Globally, 300 Mt per annum of trace contaminants (micropollutants) from hundreds of different products enter natural water systems through wastewater, some of which have significant ecotoxicological effects and unknown human effects. The best evidence of ecotoxicological effects that propagate into wildlife population crashes has so far been provided for the synthetic hormone 17a-ethinyl estradiol, in the contraceptive pill, and diclofenac. Legislative environmental quality standard limits are being considered by the EU for these two pharmaceuticals and the natural estrogen (17B-estradiol, E2); a world first for such compounds. This has important and far-reaching ramifications.

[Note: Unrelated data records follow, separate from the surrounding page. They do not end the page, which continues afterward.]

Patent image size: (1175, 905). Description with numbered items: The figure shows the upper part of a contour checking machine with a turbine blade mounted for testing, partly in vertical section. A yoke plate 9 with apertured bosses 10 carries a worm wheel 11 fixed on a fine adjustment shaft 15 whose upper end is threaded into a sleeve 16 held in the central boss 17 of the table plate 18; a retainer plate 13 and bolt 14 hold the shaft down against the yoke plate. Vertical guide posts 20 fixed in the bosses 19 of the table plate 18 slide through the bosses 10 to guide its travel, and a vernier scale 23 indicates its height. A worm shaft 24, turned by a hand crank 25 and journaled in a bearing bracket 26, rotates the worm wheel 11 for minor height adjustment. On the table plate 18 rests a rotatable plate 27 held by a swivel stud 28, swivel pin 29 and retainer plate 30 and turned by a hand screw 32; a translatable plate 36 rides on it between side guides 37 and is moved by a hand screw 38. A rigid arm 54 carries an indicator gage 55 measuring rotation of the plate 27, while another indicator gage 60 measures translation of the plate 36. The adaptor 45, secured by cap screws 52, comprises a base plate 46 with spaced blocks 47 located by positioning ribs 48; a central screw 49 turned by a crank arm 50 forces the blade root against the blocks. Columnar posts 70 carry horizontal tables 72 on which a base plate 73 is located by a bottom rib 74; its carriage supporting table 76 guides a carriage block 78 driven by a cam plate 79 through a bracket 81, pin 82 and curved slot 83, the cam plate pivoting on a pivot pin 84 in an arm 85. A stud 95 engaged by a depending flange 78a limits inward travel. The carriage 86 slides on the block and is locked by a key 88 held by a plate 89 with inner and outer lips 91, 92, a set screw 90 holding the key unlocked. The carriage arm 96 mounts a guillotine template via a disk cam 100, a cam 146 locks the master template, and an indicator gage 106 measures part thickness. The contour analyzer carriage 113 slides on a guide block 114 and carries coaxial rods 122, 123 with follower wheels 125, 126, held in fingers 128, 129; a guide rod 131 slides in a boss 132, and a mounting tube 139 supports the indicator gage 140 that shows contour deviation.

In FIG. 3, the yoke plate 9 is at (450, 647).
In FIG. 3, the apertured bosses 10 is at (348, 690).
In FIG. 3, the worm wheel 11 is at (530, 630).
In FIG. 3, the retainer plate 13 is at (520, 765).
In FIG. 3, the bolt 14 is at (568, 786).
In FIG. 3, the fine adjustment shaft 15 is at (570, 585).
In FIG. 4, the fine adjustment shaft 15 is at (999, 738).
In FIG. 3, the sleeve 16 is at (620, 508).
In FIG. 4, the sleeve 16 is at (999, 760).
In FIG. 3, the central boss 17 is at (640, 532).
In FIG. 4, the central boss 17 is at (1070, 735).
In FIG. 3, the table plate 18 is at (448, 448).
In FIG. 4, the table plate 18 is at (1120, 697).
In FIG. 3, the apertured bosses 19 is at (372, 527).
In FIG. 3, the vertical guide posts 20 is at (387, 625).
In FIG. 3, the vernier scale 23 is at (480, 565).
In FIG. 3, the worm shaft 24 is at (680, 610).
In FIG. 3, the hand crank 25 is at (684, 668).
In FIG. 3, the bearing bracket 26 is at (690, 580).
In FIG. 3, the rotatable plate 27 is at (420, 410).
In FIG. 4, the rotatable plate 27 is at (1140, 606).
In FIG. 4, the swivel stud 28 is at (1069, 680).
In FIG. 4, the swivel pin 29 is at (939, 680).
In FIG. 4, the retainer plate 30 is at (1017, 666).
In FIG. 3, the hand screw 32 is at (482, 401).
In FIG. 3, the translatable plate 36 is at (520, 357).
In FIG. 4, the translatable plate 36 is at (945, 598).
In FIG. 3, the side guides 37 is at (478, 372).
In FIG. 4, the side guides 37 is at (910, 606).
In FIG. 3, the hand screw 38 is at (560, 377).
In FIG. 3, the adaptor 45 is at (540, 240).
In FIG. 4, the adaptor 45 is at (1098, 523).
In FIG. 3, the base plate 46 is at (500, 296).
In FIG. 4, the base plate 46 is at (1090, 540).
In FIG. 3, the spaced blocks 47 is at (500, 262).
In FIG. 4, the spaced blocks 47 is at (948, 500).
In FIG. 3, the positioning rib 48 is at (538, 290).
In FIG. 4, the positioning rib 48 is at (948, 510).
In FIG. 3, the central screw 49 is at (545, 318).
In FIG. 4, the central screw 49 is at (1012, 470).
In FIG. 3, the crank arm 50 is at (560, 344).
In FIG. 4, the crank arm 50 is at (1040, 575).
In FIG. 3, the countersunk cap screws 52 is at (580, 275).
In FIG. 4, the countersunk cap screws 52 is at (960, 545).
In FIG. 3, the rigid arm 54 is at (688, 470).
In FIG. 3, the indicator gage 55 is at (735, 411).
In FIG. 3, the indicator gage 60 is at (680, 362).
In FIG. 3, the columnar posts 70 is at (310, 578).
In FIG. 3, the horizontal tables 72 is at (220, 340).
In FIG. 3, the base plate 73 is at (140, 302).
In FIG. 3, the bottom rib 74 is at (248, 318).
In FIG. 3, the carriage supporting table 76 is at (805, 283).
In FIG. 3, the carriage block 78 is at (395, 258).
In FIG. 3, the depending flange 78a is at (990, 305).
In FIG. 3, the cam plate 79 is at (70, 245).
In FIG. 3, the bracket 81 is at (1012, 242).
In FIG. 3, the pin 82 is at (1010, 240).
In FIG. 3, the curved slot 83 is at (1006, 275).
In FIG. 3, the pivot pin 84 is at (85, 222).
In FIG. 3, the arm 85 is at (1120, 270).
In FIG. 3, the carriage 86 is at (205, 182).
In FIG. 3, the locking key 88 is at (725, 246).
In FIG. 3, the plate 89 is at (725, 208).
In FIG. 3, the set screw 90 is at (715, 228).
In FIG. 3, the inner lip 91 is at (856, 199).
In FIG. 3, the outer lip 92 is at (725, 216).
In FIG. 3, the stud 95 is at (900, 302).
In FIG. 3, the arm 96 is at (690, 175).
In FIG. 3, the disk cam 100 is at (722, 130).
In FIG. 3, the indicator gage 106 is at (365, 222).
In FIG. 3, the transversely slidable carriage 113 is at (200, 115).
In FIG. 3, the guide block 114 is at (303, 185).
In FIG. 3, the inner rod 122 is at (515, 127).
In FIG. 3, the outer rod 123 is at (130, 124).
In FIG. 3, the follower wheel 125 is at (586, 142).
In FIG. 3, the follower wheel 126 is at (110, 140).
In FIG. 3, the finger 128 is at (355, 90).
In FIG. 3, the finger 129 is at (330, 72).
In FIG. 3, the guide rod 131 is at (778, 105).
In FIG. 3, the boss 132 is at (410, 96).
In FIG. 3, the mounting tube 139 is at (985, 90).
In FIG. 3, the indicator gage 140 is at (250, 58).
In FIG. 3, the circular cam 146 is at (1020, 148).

Regulation of the thousands of pharmaceutical and household chemical products is slow and expensive and the possibility of replacing them with more benign alternatives is remote. Such legislation therefore places pressure on costly end-of-pipe wastewater treatment solutions such as advanced oxidation processes, which would cost up to £30 billion in the UK. These would increase the energy demand of existing assets by as much as 30%. Wastewater treatment already accounts for 1.5% of UK electricity use, and 0.5% of its CO2 emissions, in an age of increasing energy prices. Such solutions are unsustainable and inappropriate for the majority world and poorer sections of the rich world, where water affordability is an issue. Saving the river at the expense of the climate, and the poorest in society is not, in the long term, desirable.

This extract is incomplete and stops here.